The homeless, he thought, were a curse on the city. He loved Vegas, loved the fact that it provided a fantasy for visitors. They didn’t need to see panhandlers, transients, messing up that fantasy. Damn it, he’d made a life for himself, risen from the ranks of a street gang to make it this high, why couldn’t they show the same initiative? Leeches, that’s what they were. Getting them off the street was the best thing he could do for his city.

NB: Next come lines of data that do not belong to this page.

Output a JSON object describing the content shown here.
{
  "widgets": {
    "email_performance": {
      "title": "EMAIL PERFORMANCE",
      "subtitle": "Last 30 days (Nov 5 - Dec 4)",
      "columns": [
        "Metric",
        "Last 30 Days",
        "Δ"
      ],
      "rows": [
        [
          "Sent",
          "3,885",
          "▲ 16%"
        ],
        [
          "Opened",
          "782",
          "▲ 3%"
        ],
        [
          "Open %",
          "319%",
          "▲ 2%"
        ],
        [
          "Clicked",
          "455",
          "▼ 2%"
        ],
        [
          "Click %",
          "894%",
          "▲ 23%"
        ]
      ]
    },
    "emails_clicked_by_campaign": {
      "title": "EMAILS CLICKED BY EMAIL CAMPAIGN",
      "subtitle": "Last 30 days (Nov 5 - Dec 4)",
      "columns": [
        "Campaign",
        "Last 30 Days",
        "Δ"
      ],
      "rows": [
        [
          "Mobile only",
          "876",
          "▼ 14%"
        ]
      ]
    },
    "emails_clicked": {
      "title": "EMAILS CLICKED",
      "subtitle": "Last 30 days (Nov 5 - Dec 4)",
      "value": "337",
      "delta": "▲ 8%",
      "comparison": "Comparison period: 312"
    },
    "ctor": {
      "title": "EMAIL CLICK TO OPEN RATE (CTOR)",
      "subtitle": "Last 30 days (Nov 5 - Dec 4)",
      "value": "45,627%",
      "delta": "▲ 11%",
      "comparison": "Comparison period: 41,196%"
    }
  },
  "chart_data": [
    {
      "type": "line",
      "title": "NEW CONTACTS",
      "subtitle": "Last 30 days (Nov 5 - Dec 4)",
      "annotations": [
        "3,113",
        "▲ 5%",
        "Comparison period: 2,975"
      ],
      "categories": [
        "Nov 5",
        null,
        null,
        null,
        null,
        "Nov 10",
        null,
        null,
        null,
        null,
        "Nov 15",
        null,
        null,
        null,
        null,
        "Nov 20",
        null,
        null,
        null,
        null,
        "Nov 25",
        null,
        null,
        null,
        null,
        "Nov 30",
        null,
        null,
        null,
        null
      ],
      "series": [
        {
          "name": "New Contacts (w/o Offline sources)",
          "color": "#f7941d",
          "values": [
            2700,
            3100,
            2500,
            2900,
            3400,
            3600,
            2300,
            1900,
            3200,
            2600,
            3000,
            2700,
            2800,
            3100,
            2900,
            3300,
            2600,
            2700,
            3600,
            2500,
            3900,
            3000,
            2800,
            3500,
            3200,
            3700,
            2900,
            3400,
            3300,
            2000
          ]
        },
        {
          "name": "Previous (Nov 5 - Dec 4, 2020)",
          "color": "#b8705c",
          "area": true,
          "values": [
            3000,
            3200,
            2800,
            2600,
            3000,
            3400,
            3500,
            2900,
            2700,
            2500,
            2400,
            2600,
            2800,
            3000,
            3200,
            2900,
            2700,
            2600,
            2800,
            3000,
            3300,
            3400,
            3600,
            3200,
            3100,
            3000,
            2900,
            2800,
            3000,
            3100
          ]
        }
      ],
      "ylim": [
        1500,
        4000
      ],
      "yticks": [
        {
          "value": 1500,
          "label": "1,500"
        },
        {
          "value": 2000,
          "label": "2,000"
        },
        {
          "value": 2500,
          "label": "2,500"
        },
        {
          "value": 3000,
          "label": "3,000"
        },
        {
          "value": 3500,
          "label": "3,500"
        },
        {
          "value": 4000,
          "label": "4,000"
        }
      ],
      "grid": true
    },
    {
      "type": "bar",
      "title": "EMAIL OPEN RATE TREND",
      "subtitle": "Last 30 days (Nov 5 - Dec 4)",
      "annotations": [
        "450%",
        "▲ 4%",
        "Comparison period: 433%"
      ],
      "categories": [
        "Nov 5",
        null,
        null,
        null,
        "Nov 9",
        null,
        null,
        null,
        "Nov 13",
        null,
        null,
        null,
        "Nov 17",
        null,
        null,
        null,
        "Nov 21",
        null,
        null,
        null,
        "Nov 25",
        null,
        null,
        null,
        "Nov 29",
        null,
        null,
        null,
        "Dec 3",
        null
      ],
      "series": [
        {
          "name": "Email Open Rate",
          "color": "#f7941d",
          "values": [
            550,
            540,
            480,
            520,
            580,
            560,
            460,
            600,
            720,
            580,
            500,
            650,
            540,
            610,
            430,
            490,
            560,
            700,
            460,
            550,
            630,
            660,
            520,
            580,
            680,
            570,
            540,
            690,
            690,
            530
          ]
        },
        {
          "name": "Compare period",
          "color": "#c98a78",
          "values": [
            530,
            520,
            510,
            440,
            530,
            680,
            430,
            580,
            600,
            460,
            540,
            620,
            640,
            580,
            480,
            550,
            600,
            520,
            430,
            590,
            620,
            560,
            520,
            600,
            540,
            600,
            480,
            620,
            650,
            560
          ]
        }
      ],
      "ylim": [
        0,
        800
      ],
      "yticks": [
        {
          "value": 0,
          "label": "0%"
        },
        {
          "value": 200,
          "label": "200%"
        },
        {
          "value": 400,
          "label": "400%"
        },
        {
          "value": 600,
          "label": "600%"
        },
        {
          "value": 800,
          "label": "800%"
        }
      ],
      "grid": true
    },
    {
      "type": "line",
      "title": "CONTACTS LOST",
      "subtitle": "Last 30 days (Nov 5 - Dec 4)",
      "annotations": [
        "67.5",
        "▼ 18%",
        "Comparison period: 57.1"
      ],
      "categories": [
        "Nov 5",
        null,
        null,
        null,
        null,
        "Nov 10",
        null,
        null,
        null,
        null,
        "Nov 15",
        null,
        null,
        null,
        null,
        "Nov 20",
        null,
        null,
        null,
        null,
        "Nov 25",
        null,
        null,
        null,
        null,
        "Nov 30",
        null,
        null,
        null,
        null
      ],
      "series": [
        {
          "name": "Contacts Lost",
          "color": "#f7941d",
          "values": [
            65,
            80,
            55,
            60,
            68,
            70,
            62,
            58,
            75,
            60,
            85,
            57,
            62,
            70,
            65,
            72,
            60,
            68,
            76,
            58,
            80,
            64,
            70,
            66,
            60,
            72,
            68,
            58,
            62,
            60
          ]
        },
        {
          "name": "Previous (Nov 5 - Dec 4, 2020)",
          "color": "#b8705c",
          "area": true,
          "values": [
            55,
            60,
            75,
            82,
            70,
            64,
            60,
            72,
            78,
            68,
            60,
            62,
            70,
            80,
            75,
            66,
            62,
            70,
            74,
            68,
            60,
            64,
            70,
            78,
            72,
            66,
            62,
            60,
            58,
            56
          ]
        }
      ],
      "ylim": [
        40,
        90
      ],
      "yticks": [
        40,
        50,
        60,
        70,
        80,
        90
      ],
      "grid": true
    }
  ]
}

He toweled off and dressed, ignoring the crying from the woman on the bed. She’d chosen to be a drain on his city, so now he’d make her contribute. She’d entertain a number of clients before they wore her out. He’d get the money, not her, but that was how the world worked. Those with the brains and the drive
rose to the top. Those that couldn’t, they were to be used by the successful, and discarded when their usefulness ran out.
Dressed in slacks and a polo shirt, his hair tidy once more, he stepped out of the room and into a dull-lit corridor. Waiting on the other side of the door was a large, muscular man.
“She’ll do,” Slater told him. “Put her down for the customers who like rape fantasies. She’s still got a bit of aggression in her.”
The man scribbled something down in a notebook. “Will do. Oh, number twenty-seven was killed by a client last night. Apparently, he had a thing for knives. I’ve charged him the extra fee for killing the merchandise. He seemed happy enough to pay.”
Slater nodded. “Get a disposal detail together. Then go talk to the scouts. See what we have to replace her with.”
The other man nodded, and Slater walked down the corridor. Yep, business was good. He grinned. He really did want to clean up the streets, but then where would he get more merchandise from? It was something of a catch twenty-two really. Ah, worry about that later. Right now, there was money to be made.
Chapter 4
Nick pushed his way out of the cardboard box. He could smell himself and smell the others around him as the sun peaked over the low concrete wall. The alley he’d slept in was next door to a charity shelter. There had been no room to sleep in the shelter last night, but there would be food and a reasonably clean bathroom as soon as the door opened.
Karla had given him some advice on blending in, and on the characters who were likely to hang out in this area before she’d dropped him off two days earlier. Now he moved with his eyes downturned, avoiding the other men around him. There was a lot of desperation among these people, and sometimes it could turn to violence, particularly when they knew food was close but not yet available.